Apakah Gayung akan Bersambut?

Menilik bahwa petisi beberapa perguruan tinggi ternama, sekarang tak ada lagi gaungnya, mandeg; aksi turun ke jalan yang berulang kali diteriakkan tak cukup mendapat respon, agaknya hiruk-pikuk Pemilu 2024 segera akan mereda. Memang masih akan ada rasa geram yang tersisa. Ada rasa kecewa yang tak gampang sirna, tetapi kehidupan berbangsa dan bernegara akan berjalan normal kembali. Dan ini yang dibutuhkan rakyat banyak.

Apakah Gayung akan Bersambut?

KEMENANGAN Prabowo – Gibran dalam kontestasi Pilpres 2024, rupanya mendapat respon beragam. Kubu Anies – Muhaimin dan Ganjar – Mahfud, sampai kini masih mencoba terus mengoleksi kecurangan-kecurangan yang terjadi. Tentu, akhir dari upaya-upaya mereka akan berujung di Bawaslu atau di Mahkamah Konstitusi, yang memang bertugas menyelesaikan sengketa pemilu. Kubu Prabowo – Gibran pun menyatakan sedang mengoleksi berbagai kecurangan yang merugikan mereka.

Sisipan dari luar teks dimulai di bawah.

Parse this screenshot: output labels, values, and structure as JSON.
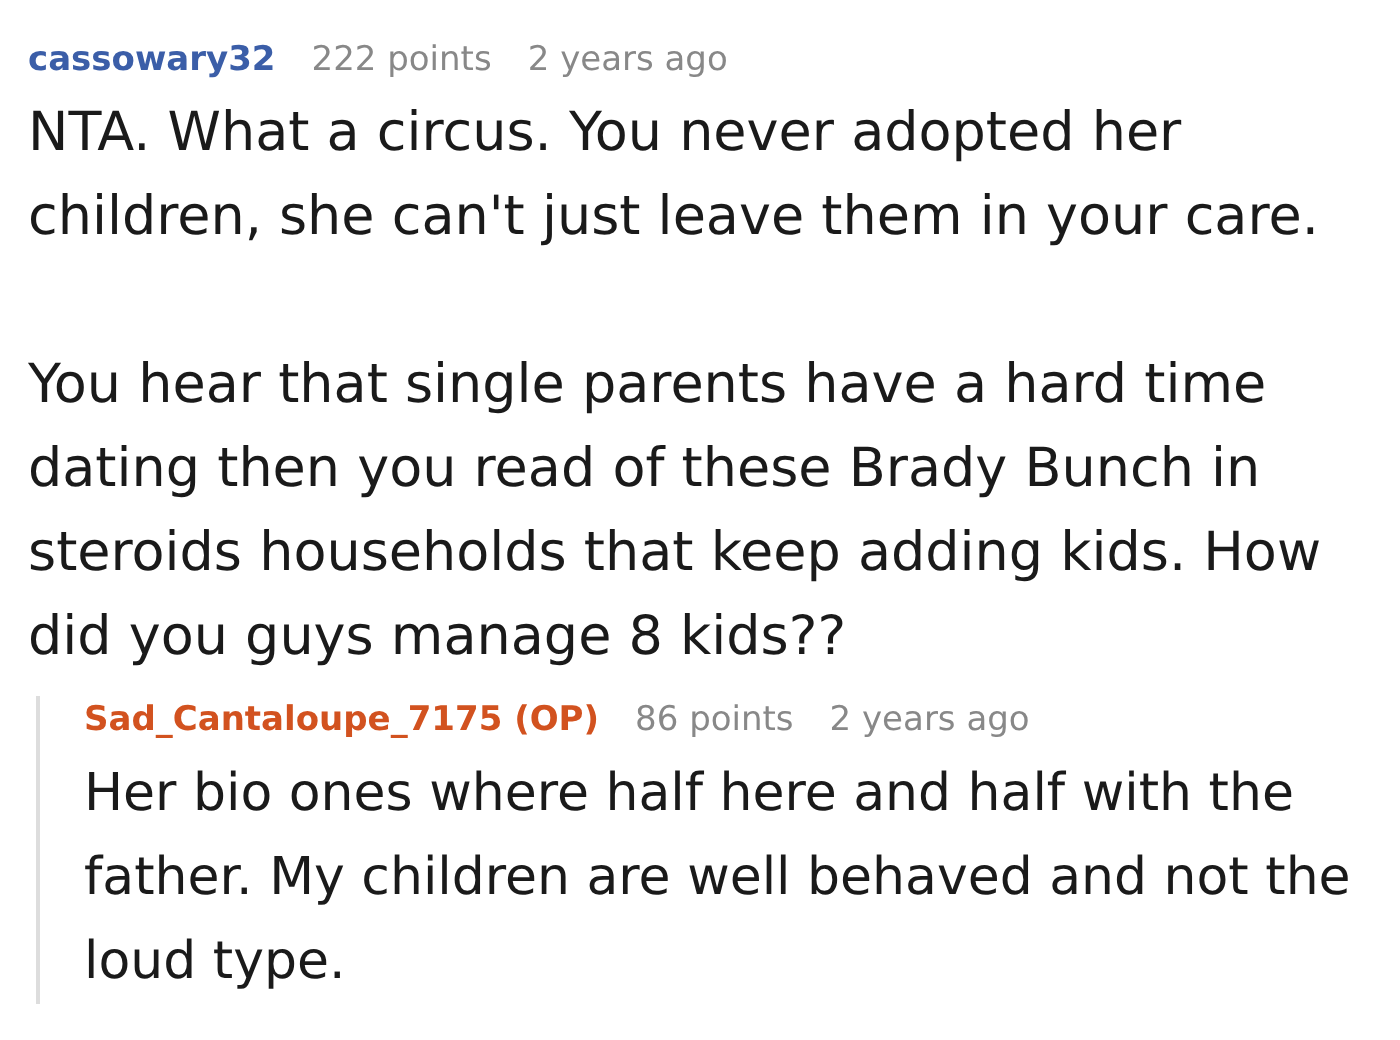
{
  "comments": [
    {
      "author": "cassowary32",
      "points": "222 points",
      "time": "2 years ago",
      "paragraphs": [
        "NTA. What a circus. You never adopted her children, she can't just leave them in your care.",
        "You hear that single parents have a hard time dating then you read of these Brady Bunch in steroids households that keep adding kids. How did you guys manage 8 kids??"
      ],
      "children": [
        {
          "author": "Sad_Cantaloupe_7175 (OP)",
          "is_op": true,
          "points": "86 points",
          "time": "2 years ago",
          "paragraphs": [
            "Her bio ones where half here and half with the father. My children are well behaved and not the loud type."
          ]
        }
      ]
    }
  ]
}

Wacana yang terus dikembangkan oleh kubu 01 dan 03, adalah kecurangan yang terstruktur, sistematis dan masif (TSM). Benarkah tuduhan mereka, tentu jawabannya menunggu akhir dari proses peradilan. Dalam hal KPU pada 20 Maret 2024 sudah mengumumkan resmi hasil penghitungan suara Pemilu 2024, berbagai sengketa Pemilu akan selesai paling lambat 17 hari kemudian. Permohonan gugatan ke Mahkamah Konstitusi maksimal 3 x 24 jam setelah KPU mengumumkan hasil penghitungan suara dan dalam 14 hari MK sudah harus memutus perkara sengketa.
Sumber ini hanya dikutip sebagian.